Chang Dongliang, Ding Yifeng, Xie Jiyang, Bhunia Ayan Kumar, Li Xiaoxu, Ma Zhanyu, Wu Ming, Guo Jun, Song Yi-Zhe
IEEE Trans Image Process. 2020 Feb 20. doi: 10.1109/TIP.2020.2973812.
The key to solving fine-grained image categorization is finding discriminate and local regions that correspond to subtle visual traits. Great strides have been made, with complex networks designed specifically to learn part-level discriminate feature representations. In this paper, we show that it is possible to cultivate subtle details without the need for overly complicated network designs or training mechanisms - a single loss is all it takes. The main trick lies with how we delve into individual feature channels early on, as opposed to the convention of starting from a consolidated feature map. The proposed loss function, termed as mutual-channel loss (MC-Loss), consists of two channel-specific components: a discriminality component and a diversity component. The discriminality component forces all feature channels belonging to the same class to be discriminative, through a novel channel-wise attention mechanism. The diversity component additionally constraints channels so that they become mutually exclusive across the spatial dimension. The end result is therefore a set of feature channels, each of which reflects different locally discriminative regions for a specific class. The MC-Loss can be trained end-to-end, without the need for any bounding-box/part annotations, and yields highly discriminative regions during inference. Experimental results show our MC-Loss when implemented on top of common base networks can achieve state-of-the-art performance on all four fine-grained categorization datasets (CUB-Birds, FGVC-Aircraft, Flowers-102, and Stanford Cars). Ablative studies further demonstrate the superiority of the MC-Loss when compared with other recently proposed general-purpose losses for visual classification, on two different base networks.

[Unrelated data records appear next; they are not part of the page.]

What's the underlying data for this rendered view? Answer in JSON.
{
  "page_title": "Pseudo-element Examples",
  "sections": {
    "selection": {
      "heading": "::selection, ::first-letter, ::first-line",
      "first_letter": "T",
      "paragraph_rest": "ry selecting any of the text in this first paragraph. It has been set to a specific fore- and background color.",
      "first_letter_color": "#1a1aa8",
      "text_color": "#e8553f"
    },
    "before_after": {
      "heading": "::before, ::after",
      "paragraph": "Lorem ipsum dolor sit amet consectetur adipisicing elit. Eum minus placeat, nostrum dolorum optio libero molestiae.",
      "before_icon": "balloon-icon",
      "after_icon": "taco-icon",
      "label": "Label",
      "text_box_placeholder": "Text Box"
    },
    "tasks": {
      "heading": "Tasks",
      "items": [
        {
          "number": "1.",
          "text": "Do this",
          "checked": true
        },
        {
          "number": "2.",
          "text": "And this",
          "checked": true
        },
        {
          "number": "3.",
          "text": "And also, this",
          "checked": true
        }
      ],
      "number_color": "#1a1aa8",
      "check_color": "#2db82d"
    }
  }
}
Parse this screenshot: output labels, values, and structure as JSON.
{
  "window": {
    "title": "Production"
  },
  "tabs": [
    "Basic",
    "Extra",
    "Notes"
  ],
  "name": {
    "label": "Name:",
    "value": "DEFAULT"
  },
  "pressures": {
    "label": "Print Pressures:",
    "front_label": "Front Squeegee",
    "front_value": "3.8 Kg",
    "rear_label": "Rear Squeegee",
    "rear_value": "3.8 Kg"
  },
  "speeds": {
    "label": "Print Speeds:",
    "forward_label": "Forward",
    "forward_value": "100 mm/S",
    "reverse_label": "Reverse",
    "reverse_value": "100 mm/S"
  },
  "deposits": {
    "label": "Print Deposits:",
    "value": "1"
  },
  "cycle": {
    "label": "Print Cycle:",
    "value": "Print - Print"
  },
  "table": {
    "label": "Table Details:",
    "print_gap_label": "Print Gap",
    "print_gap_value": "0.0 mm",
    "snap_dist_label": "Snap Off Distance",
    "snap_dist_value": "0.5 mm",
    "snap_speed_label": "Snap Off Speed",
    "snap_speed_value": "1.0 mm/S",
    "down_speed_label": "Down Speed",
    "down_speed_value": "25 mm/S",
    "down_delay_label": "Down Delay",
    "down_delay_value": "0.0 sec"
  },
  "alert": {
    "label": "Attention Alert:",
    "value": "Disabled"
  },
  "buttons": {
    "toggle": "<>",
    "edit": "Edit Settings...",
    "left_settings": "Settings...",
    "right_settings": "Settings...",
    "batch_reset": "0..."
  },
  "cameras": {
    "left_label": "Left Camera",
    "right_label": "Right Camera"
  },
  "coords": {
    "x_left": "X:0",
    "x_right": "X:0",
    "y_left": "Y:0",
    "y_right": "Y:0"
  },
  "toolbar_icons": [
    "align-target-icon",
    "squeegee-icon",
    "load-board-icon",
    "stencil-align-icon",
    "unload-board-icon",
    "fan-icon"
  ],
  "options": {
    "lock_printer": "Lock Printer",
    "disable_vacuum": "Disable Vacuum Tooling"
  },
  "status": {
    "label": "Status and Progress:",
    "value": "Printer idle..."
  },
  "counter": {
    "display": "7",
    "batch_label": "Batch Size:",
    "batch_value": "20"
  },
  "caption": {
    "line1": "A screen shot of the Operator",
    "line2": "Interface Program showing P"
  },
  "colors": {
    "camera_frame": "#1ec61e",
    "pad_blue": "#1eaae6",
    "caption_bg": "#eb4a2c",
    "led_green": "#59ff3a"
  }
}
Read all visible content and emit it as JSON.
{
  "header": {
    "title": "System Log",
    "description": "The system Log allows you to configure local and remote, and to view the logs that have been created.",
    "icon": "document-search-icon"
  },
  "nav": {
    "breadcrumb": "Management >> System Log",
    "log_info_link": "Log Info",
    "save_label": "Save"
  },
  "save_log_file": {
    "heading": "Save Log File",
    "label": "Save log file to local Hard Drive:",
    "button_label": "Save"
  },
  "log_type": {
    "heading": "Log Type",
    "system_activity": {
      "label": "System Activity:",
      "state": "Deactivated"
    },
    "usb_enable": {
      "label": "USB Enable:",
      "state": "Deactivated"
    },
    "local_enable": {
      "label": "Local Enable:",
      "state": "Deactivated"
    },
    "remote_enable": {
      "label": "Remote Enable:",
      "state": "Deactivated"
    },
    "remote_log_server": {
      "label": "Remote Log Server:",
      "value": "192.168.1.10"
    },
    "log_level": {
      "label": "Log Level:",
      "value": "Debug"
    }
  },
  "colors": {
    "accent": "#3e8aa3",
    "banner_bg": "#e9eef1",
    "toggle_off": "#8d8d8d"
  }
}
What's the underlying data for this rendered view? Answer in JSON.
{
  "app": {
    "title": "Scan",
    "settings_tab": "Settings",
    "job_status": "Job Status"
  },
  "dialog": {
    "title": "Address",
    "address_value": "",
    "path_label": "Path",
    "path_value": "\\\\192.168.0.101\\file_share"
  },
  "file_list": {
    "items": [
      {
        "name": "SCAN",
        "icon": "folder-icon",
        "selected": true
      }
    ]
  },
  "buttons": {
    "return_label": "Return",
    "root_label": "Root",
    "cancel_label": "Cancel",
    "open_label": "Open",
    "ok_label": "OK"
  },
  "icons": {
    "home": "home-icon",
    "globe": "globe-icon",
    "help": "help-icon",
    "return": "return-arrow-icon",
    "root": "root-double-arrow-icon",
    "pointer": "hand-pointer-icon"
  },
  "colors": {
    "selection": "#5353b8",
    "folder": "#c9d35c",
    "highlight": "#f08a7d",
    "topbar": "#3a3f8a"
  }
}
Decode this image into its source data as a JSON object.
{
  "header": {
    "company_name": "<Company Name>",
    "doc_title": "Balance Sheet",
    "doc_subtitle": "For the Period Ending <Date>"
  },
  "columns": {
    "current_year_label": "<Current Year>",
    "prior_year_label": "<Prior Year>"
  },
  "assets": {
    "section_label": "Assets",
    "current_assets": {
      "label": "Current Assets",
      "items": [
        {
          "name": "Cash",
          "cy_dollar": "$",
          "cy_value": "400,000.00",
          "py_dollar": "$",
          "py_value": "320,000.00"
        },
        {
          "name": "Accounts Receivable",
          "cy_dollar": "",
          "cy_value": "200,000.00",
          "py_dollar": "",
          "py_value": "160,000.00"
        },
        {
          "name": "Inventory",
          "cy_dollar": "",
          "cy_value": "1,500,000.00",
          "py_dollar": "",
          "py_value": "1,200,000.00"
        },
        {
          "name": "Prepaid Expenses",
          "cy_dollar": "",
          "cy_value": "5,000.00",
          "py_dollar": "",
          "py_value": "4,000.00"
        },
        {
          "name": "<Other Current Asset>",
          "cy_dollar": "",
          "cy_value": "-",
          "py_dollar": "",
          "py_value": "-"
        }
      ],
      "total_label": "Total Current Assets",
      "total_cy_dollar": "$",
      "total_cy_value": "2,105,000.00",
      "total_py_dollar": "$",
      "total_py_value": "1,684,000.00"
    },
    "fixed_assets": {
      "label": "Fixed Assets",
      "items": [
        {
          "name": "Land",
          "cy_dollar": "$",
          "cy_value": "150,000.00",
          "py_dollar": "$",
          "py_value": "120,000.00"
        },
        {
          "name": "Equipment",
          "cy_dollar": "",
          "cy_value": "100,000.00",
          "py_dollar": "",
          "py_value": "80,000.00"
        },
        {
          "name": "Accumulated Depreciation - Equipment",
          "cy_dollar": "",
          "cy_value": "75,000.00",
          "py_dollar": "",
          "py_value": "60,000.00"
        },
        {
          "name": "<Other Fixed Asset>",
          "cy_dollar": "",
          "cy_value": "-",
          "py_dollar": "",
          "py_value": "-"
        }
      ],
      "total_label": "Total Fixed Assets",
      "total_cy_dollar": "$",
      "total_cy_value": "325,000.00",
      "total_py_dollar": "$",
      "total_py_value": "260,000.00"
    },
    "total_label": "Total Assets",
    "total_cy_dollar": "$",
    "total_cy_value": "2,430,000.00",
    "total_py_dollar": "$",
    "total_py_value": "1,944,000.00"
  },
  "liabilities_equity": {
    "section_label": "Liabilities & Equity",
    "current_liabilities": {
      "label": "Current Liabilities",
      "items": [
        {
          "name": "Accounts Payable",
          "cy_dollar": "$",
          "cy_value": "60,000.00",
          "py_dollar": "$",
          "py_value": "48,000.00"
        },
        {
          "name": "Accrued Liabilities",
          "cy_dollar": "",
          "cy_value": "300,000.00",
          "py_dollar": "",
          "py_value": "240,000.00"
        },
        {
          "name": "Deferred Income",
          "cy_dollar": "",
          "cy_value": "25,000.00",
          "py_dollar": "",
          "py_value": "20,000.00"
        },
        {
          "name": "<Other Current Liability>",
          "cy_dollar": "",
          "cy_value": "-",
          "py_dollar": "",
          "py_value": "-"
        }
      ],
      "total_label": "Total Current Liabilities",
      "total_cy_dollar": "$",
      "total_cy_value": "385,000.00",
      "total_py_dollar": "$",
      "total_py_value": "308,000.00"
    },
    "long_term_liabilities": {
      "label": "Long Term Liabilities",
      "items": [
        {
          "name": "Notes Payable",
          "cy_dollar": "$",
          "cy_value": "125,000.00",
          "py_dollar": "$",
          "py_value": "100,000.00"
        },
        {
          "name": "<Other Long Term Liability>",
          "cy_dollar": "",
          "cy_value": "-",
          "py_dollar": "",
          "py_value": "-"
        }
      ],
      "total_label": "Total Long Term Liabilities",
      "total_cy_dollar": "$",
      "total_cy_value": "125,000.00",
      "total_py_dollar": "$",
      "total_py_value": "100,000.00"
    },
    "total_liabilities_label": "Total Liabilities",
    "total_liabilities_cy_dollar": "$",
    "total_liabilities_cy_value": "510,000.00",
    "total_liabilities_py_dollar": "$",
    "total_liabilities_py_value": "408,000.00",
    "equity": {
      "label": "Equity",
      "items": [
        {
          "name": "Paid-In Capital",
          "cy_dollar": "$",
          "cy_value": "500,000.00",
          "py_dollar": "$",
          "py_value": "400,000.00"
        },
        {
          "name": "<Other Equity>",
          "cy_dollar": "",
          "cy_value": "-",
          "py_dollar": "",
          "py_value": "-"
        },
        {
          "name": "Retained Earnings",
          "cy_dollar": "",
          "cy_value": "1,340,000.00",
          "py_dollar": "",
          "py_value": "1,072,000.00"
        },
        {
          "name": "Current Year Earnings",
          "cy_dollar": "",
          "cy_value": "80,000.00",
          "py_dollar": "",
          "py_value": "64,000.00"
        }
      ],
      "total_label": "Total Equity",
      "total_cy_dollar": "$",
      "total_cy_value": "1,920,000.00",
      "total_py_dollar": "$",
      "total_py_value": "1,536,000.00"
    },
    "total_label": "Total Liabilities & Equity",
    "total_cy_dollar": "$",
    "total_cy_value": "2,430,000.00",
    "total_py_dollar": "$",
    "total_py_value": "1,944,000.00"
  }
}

解决细粒度图像分类问题的关键在于找到与细微视觉特征相对应的具有区分性的局部区域。在这方面已经取得了很大进展,设计了专门用于学习部分级区分特征表示的复杂网络。在本文中,我们表明,无需过于复杂的网络设计或训练机制就有可能培养出细微的细节——只需要一个损失函数即可。主要诀窍在于我们如何在早期深入研究各个特征通道,这与从合并的特征图开始的传统方法不同。所提出的损失函数称为互通道损失(MC-Loss),由两个特定于通道的组件组成:区分性组件和多样性组件。区分性组件通过一种新颖的逐通道注意力机制,迫使属于同一类别的所有特征通道具有区分性。多样性组件进一步约束通道,使其在空间维度上相互排斥。因此,最终结果是一组特征通道,每个通道都反映了特定类别的不同局部区分区域。MC-Loss可以端到端地进行训练,无需任何边界框/部分注释,并且在推理过程中产生高度区分性的区域。实验结果表明,当在常见的基础网络之上实现时,我们的MC-Loss在所有四个细粒度分类数据集(CUB-鸟类、FGVC-飞机、花卉-102和斯坦福汽车)上都能达到当前的最佳性能。消融研究进一步证明了与其他最近提出的用于视觉分类的通用损失相比,MC-Loss在两个不同基础网络上的优越性。